Thanks Lakercapt and Hugh. I tried before but couldnt find decent photo. The one Hugh put up is about best. I did a year running from Dean to Mulberry wharf (think its how the grey hair started) but unfortunately never took photos.
Brgds
Neil


----------



## Hugh Ferguson

This is same photo enlarged 150%. I'll keep an eye open for a better picture; I'm sure I will have one it's just a case of finding it!
Falmouth pilots do the piloting-try giving them a call.


----------



## Runrig

Also look at the book 'Coasters of Cornwall', pages 54 to 57.


----------



## cajef

I was based in Falmouth with Decca for several years, if we had a boat requiring service on any of our equipment that was going to Dean Quarry we used to join and leave the ship with the pilot in Falmouth Bay. 

It gave us a bit of extra time as the vessels could only be alongside the berth at the quarry for about three hours on the top of the tide, not the most pleasant place to be as it was pretty exposed and there was always a fair swell when you were on the berth.

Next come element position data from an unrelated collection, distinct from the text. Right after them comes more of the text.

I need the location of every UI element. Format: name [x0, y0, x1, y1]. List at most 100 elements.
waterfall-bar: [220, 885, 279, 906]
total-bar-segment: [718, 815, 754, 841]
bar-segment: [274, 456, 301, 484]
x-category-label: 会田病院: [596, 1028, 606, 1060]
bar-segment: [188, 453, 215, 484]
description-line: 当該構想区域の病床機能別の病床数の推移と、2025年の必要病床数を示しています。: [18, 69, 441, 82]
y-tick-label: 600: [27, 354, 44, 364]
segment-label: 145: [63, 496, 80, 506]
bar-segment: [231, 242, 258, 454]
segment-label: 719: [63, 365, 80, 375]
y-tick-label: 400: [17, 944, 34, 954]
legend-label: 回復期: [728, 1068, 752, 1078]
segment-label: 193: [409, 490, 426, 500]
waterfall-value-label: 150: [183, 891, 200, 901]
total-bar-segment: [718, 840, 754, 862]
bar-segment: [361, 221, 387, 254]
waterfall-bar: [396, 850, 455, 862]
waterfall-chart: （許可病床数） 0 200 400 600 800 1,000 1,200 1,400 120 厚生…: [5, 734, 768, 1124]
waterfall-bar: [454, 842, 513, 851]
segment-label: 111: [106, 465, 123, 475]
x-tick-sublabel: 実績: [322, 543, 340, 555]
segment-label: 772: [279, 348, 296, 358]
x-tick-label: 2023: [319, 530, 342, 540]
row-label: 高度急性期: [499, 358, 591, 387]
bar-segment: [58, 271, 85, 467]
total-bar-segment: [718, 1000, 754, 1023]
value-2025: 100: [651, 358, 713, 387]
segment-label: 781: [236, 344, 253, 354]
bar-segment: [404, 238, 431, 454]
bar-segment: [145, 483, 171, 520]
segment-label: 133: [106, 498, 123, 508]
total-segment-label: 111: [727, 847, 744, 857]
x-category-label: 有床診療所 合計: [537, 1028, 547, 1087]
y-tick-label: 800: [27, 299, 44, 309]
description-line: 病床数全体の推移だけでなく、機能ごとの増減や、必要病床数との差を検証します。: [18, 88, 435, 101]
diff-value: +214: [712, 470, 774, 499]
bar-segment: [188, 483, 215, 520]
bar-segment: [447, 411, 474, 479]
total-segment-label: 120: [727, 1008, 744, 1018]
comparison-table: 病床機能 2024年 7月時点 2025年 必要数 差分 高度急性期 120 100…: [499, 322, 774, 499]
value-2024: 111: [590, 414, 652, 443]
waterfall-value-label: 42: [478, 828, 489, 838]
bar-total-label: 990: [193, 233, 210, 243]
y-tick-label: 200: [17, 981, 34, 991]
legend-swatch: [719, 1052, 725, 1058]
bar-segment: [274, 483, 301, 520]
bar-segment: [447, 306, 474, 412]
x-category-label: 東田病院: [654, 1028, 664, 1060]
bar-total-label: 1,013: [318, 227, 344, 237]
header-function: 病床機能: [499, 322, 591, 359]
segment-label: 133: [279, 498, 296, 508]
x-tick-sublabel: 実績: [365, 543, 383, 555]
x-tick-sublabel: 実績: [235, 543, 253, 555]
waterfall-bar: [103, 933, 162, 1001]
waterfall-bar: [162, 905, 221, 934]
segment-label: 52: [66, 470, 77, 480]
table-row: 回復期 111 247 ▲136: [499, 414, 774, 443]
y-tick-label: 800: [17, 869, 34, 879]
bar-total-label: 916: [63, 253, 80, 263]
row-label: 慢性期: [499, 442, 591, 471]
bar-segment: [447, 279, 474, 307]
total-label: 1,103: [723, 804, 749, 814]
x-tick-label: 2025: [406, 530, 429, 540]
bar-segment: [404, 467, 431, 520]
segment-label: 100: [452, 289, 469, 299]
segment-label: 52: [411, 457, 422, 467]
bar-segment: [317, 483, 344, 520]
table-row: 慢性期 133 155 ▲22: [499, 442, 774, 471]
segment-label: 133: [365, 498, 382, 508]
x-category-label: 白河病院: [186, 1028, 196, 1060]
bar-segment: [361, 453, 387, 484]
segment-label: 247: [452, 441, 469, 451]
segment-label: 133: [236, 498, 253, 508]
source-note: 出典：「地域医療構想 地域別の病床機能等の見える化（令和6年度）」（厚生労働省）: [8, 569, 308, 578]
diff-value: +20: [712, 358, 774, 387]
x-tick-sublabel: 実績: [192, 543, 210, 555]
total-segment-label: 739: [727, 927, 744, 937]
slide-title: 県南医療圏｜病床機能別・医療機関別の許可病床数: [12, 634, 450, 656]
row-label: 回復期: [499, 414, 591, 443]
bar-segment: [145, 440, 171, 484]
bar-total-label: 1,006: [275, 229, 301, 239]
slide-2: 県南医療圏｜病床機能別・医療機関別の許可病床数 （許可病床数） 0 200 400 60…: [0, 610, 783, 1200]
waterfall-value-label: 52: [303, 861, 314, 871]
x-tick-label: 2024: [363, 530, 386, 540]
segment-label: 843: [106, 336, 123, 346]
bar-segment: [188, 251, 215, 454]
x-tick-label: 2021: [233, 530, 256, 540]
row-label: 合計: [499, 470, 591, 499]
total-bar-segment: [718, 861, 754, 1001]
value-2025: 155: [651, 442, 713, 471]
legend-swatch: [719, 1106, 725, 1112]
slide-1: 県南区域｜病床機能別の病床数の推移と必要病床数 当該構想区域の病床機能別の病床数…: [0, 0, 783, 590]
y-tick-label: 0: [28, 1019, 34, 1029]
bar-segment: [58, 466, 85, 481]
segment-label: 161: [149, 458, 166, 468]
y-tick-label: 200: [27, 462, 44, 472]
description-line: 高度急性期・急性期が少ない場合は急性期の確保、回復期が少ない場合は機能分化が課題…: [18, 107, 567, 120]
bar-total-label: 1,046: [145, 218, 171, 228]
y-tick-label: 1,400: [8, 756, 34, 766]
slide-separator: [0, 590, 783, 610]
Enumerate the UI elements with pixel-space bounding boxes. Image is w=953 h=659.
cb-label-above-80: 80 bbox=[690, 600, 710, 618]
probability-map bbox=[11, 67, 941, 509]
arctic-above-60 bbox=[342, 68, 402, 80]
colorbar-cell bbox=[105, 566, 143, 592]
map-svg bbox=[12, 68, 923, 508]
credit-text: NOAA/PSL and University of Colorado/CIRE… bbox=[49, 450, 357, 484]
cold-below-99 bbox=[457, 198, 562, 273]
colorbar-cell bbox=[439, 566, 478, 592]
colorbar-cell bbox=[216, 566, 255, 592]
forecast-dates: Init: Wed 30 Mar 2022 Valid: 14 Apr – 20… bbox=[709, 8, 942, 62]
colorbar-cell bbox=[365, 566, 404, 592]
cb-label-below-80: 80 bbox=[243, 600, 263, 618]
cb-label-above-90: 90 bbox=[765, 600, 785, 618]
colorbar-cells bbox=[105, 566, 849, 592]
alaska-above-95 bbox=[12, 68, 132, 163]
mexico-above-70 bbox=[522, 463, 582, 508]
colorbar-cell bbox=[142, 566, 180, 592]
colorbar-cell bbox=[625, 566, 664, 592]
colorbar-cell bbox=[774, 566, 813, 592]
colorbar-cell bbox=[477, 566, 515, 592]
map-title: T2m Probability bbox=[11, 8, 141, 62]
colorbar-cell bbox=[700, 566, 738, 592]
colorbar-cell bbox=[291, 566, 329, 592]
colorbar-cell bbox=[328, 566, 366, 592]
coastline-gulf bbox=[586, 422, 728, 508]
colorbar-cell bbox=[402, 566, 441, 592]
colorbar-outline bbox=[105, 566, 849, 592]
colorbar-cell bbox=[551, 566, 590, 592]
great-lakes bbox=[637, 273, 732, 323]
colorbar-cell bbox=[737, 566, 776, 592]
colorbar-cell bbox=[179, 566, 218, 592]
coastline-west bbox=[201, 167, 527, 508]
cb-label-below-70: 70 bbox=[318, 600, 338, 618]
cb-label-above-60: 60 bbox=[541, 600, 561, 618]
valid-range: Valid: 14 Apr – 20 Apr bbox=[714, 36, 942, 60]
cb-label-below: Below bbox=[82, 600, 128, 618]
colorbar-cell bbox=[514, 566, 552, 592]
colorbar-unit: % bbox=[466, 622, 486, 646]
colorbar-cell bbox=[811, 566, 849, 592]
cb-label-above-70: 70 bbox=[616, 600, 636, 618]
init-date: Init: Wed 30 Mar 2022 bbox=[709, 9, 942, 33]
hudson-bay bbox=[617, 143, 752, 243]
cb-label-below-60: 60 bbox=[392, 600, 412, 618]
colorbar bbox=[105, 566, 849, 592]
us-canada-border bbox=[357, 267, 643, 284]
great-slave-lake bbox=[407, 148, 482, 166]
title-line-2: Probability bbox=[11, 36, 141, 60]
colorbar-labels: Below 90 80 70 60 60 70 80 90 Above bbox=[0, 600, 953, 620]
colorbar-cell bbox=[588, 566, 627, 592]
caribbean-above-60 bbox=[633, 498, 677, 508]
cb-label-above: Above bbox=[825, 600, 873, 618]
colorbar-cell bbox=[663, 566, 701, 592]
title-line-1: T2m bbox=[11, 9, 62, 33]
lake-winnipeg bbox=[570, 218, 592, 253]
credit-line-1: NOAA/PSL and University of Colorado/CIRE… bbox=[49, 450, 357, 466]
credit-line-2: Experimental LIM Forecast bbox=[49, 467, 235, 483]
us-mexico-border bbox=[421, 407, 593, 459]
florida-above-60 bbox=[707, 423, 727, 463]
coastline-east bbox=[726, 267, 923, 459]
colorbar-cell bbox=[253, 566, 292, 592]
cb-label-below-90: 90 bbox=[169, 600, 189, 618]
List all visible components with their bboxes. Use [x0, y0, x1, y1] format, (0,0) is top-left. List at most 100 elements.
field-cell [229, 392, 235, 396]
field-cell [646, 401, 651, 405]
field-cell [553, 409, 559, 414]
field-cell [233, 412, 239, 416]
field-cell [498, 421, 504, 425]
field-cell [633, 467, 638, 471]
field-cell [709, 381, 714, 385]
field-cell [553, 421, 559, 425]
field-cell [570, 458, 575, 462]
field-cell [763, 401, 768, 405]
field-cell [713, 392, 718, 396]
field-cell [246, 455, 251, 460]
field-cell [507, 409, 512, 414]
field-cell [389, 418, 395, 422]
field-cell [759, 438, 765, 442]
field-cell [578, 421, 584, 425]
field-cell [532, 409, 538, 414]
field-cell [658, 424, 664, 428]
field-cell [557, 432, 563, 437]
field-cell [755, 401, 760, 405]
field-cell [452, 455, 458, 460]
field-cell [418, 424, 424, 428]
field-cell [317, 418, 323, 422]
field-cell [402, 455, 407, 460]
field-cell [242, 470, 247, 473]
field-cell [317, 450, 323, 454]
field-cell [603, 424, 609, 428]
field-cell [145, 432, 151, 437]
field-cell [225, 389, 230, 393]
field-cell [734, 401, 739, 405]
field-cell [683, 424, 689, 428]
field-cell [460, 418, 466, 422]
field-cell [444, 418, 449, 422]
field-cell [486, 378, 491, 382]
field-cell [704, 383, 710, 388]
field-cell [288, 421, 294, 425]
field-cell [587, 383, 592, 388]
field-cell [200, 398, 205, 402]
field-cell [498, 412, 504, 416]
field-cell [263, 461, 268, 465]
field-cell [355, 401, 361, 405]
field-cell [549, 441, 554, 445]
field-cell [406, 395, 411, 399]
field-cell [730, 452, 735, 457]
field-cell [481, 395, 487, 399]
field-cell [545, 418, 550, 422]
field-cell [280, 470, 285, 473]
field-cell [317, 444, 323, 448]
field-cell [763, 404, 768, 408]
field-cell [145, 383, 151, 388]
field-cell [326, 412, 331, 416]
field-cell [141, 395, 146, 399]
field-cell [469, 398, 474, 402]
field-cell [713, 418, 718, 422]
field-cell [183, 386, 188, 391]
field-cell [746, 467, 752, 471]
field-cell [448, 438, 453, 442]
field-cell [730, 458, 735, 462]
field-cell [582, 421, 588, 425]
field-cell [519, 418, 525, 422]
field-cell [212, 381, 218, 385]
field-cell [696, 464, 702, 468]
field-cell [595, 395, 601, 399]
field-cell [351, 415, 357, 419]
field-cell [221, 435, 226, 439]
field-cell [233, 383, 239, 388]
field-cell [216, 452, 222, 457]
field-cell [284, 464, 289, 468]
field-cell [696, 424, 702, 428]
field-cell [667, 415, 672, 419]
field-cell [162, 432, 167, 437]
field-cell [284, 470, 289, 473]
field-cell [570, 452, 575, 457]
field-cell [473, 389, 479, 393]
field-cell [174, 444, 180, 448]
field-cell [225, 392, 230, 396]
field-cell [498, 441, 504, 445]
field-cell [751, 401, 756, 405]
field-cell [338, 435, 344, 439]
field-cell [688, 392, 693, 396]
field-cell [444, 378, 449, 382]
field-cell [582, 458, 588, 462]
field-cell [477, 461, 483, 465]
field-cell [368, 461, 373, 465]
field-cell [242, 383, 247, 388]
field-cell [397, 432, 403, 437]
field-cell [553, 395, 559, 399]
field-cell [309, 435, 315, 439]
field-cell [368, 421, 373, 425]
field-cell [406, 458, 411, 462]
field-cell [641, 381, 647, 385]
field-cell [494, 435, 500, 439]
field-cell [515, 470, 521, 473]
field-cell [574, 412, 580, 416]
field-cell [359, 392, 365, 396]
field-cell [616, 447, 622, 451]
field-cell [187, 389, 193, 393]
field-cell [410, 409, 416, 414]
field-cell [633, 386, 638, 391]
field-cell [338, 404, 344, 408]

The quarry closed down several years ago but can be seen quite clearly from the coastal path which wends its way round it.


----------



## tzinieres

loaded stone there in the early 70's for Deptford Creek. swell increased before completion and had to leave in a hurry.


----------



## booma

Found this one on google.


----------



## skiboo

used to run in there very often in mid70s late 80s when iwas skipper on helena/c greta/c brenda/c betty/c mary/c heleen/c mark/c loaded for cowes
shoreham london river granville dock dover not a nice place at best of times 
we were caught out a few times whe wind freshend from eastard skiboo


----------



## tom binding

*dean quarry*

If you are still looking for a good picture try Bernard Macall (coastal shipping magazine)i remember seeing a photo in one of his coastal publications


----------



## doncontrols

Here's another one: Dean Quarry loading


----------